Oracle, adopted SEQUEL and claimed to be the first commercially available relational system, and Ingres had a significant advantage over IBM, Stonebraker said. Both were developed for mini-computers systems, distinct from the prevalent mainframes of the 1960s and 1970s.
"It was highly advantageous to both companies that at the time in the early to mid-'80s, the major database systems were all running on IBM hardware so they were written in IBM assembler, so they couldn't be ported to DEC and Data General mini-computers. The '80s was the rise of the mini computer and it presented a green field to Oracle and Ingres," Stonebraker said.
He said the implementation of Quel in Ingres was substantially better than Oracle's adoption of SQL. Stonebraker said Oracle had a head start and was achieving strong growth using "sales tactics I would not condone." However, he said that Ingres might have overtaken Oracle in 1985 were it not for an intervention by IBM.
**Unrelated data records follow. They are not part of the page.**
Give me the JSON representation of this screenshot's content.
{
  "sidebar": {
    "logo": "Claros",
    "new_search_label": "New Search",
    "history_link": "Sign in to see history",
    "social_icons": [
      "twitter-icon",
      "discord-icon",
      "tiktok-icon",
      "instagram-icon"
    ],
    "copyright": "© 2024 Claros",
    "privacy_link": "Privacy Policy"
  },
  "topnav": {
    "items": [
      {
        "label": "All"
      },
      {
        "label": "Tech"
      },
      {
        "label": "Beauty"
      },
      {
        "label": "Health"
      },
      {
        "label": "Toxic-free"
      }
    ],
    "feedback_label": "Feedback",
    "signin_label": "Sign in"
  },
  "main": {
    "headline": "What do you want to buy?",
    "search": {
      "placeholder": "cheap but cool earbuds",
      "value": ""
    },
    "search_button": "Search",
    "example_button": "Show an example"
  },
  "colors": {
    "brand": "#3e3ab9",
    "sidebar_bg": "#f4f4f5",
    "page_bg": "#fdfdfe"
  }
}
In late 1983, Big Blue introduced Db2, which, although not its first commercial relational database, was soon to become the flagship of a new vanguard. Db2 used SQL, and with IBM's dominance of the mainframe market, it was game over for rival languages, whether they were technically superior or not.
Standards bodies and government purchasing make the call
But for Chamberlin it was the approval of national and then international standards bodies, and the adoption by US government purchasing authorities, which helped win the day for SQL.
As relational databases became more commonplace due to the success of Ingres and Oracle, the American National Standards Institute (ANSI) decided to take an interest and look at the query languages.
"Well, they had a committee called the H2 committee that has representatives from a lot of different software vendors, including IBM and Oracle, both of which at that time, were marketing SQL products. Crucially, the Ingres people didn't participate in that committee. The world could have been different if Ingres had been represented on that committee," he said.
Instead, the ANSI committee saw two relational products in the market, both of which used SQL so they were compatible, so it thought it would get the most traction if it based its standards on the commercially available SQL implementation, Chamberlin said.
Meanwhile, the US government published the Federal Information Processing Standard 127. "You had to pass that standard to sell software to the government. The FIPS 127 was identical to the ANSI standard. That was very beneficial from the point of view of marketing SQL systems to the government," Chamberlin said.
Following the ANSI standard, the International Organization for Standardization (ISO) created its standard for SQL in 1986. The most recent update from 2023, includes new features related to JSON and property graph. With SQL's world domination assured, Chamberlin reflects what his team could have done differently. He said those pointing out that SQL was not orthogonal — the idea that operations change only one thing — were making a valid criticism.
However, the goal in creating SQL was not to create a programming language as such, but to create a means that non-programmers — business analysts and so on — could use to address their data.
"We wanted the language to look as closely as possible to natural language so they could read it and understand it, like it was an English sentence. But of course, English is not an orthogonal language, so we made some compromises there," he said.
In the end, SQL is mainly used by programmers, database administrators and data scientists. "A little bit more care in making the language more orthogonal would have been beneficial in the long run as things turned out," he said.
Despite SQL's success, Chamberlin sees the need for NoSQL databases and languages to help address data needs in modern applications. But the sheer volume of data in existing relational databases, together with the popularity of open source relational databases such as MySQL, PostgreSQL and SQLite for building new applications, mean SQL is unlikely to be replaced.
Despite his language losing out, Stonebraker says that the database industry has benefited from having a single "intergalactic" standard in SQL.
"I don't see anything supplanting it at this point, unless for some reason the relational database goes out of favor, but I don't see that happening. AI might allow people to use natural language to compile SQL, but that just puts another front end on it," he said.
"There are 20 or 30 popular programming languages in the software development world. In the database world, there's only one." ®